第五話「タイガー」
――手短、とでもいうような陵辱から解放され、ようやく息を整える身体を掴まれた。
「うっ!?」
背中を持ち上げられて、何をされるのかと身が強張る。
が、しばらくゴツゴツと動いてからあっさり解放され、目を上げた。
腕だけではなく、目隠しも外されていた。
まばゆさに数秒、何度か瞬いて、目隠しをされる前に見た室内との整合性を埋めていく。
「とっととパンツ上げて出てけよ」
言外にも、自分で出て行かなければ追い出すつもりであることは、聞き取れた。
声を探して、パーカーの裾を整えている彼を見つけ、その姿を目で追って。パーカーを外した彼の顔つきに一瞬失う声が、次には勝手に出る。
「君、……いくつだ!」
童顔なのかもしれない。だが、大人にはとても見えない。
「ハ? 言うわけねーだろ。いいからとっとと帰れよ」
無事でいる内にな、と温度のない目を向けられ、なんとなく話がつながったように感じた。
助けてくれたのは間違いないのだ。とんでもない徴収を受けたが、状況を考えれば、割に合わないとはいえない。……かもしれない。
どう考えたらいいのか、と思いながら、身を起こし。
立ち上がって、汚れたままの股間を下着に押し込んで仕舞いながら、一斗缶の上に腰を下ろした彼を眺めた。
カフェオレ色の肌、長い手足、黒い髪。
純粋にそうかは判断がつかないが、少なくとも何割かは、山の民であるサント族の血が入っているのだろう。
肉の少ない小さな顔に、そこだけ華やかな癖の強い髪。真っ直ぐな鼻筋に、肉厚の唇。
壁にもたれて目を閉じているから、瞳の色は分からないが。
衣服を整え直して、気怠く脱力している彼の前に屈み込んだ。
「ついでに、少し聞いてくれないか」
「やだね」
「人を探してるんだ。十四才の女の子なんだけど」
「無視かよ」
骨の二、三本でも折ってやろーか? と、鬱陶しそうに瞼が上がって、ヘイゼルの瞳が現れた。
その瞳から、ポケットに隠されている指の先まで、全身に獰猛さがみなぎっている。
危険だと感じるが、怖いとは思わない。
強かろうが弱かろうが、こんな場所に追い込まれた手負いの獣たちだ。
あの、六人の男達と同じ。
「ここに来てないと思いたいんだけど、向かったのを見た人がいる」
興味ないと示すよう、ヘイゼルの上で片方の眉が跳ね上がった。
「そんなモン、来たなら生きてねーし、来てなきゃいねーよ」
「君みたいな人に助けられて、匿われてる可能性もあるかも」
途端に、ニヤリと歪む片頬笑いは、冷え切っている。
「俺はさっき帰ってきたとこだ。それかもし、俺があんたにしたのと同じ目に遭わせたやつがいるかも、か?」
どうだろうな、と、肩をすくめて再び目を閉じてしまう彼から目線を外し、唇を噛んだ。
「……そうでないと願いたい。ここに、いないと確信しないと帰れない」
「ッせーなァ……じゃあ勝手に確信して帰れよ。さっき言ったろーが。いるわけねーンだよ」
立ち上がる様子を見て、身構える力は、すぐに抜いた。
かなり疲れているらしい。ゆらりと立ち上がる様子からも、引きずりそうな足取りからも、疲労が見て取れた。

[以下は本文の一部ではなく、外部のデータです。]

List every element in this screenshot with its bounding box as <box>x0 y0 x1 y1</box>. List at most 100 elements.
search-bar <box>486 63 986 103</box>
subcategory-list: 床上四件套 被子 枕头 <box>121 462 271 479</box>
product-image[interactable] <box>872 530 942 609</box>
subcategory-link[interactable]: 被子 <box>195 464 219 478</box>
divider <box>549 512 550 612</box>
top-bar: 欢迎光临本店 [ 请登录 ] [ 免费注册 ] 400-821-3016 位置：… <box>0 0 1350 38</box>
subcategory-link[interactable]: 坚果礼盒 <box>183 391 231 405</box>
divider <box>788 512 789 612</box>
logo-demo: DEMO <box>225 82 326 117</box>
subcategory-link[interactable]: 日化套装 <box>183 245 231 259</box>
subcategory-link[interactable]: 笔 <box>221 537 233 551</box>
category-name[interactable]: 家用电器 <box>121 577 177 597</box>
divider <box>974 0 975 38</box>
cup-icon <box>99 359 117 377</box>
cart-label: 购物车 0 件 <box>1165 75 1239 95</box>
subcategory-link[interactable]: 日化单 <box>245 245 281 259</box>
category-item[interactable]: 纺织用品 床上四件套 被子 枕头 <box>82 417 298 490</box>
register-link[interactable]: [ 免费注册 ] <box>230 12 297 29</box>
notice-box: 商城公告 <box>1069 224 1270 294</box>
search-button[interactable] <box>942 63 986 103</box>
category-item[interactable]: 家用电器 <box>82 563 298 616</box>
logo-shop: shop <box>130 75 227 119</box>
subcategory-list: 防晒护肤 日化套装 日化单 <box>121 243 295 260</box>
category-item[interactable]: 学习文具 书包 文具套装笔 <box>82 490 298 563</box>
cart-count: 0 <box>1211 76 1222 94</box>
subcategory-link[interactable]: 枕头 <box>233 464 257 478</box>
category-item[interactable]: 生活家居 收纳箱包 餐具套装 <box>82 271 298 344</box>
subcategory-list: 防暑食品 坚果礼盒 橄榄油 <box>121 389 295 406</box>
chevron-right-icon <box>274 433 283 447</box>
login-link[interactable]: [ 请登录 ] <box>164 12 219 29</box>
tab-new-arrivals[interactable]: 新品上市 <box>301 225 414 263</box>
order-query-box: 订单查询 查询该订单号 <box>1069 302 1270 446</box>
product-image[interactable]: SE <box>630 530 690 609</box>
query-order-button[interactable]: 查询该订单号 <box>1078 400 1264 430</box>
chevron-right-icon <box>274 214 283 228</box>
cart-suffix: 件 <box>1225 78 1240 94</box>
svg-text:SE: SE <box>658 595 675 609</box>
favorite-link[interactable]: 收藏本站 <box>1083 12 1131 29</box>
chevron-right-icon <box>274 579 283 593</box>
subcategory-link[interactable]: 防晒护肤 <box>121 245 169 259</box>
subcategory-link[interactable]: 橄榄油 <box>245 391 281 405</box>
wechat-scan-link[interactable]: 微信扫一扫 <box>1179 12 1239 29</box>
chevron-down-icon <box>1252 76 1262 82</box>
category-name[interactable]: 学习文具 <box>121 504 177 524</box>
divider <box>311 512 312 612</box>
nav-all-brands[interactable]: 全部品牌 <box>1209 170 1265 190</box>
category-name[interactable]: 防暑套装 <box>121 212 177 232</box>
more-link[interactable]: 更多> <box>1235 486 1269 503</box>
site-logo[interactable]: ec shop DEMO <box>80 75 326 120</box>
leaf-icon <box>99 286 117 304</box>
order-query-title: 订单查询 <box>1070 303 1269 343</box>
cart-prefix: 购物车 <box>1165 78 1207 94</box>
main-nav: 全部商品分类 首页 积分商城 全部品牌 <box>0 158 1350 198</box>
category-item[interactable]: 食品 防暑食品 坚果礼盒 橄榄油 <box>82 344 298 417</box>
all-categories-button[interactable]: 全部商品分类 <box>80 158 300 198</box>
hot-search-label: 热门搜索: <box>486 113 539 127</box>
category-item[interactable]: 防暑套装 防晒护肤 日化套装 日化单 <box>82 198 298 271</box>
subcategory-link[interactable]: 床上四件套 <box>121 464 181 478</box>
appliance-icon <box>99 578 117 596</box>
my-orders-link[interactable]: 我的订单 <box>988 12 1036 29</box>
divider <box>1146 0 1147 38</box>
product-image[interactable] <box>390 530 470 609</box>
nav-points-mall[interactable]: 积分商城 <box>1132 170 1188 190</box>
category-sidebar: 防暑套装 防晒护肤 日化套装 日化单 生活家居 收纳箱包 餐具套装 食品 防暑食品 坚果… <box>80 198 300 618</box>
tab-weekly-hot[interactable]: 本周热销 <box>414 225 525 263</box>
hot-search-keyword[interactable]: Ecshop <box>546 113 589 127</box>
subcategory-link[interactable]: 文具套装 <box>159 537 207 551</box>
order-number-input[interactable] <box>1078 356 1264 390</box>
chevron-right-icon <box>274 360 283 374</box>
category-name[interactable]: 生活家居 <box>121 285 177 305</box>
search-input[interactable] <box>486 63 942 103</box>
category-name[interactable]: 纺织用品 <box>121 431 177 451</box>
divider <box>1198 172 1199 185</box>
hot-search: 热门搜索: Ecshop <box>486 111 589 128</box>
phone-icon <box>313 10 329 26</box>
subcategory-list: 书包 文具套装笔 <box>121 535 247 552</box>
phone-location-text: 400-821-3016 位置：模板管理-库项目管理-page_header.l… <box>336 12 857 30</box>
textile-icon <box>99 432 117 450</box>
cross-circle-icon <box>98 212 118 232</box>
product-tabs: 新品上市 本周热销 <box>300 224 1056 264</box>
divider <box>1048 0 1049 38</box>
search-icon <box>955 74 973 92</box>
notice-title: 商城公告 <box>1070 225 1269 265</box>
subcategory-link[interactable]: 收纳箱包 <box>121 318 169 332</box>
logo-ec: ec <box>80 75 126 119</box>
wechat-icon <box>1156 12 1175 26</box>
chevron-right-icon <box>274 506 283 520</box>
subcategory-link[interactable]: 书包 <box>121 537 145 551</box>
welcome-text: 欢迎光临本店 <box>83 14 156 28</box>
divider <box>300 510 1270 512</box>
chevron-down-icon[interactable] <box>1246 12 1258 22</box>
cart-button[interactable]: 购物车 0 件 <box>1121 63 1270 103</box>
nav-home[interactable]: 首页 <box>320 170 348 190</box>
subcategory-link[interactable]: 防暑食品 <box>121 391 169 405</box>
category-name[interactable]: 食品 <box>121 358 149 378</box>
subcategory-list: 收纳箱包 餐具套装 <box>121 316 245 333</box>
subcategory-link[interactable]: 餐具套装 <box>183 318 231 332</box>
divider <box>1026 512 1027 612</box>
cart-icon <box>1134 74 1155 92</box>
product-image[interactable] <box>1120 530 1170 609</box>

大立ち回りに、大の男を拘束して襲いかかり、疲れそうなことばかりではあるが。
なんとなく、そうではないような気がして、口をつぐんだ。
マットレスに倒れ込んで、少し居場所を探すようもぞもぞと動いた後は、寝息を立て始めてしまった。
なにか掛けるものはないだろうかと見回すが、ちょうど良さそうなものもないし、そもそも裸で寝たって風邪を引くような気温でもない。
そこで寝るのか、と、マットレスの汚れを思って、けれど、元々そのためなのだろうとも思えて。
入れ替わりのように逆さの一斗缶に腰を下ろし、座ったものを思わず見下ろした。
元が何かは判らないが、椅子の座面らしきものが置いてあった。
生活しているのだ、と、ふいに現実的に思えてきて、室内を見回す。
なんてひどい暮らしだ、と呆れるような思いと、胸が痛む未満に沈む気持ちと。けれど、自分の中の誤解が解けて、安心するような思いもある。
ただ、ここにも暮らしている人間がいるというだけだ。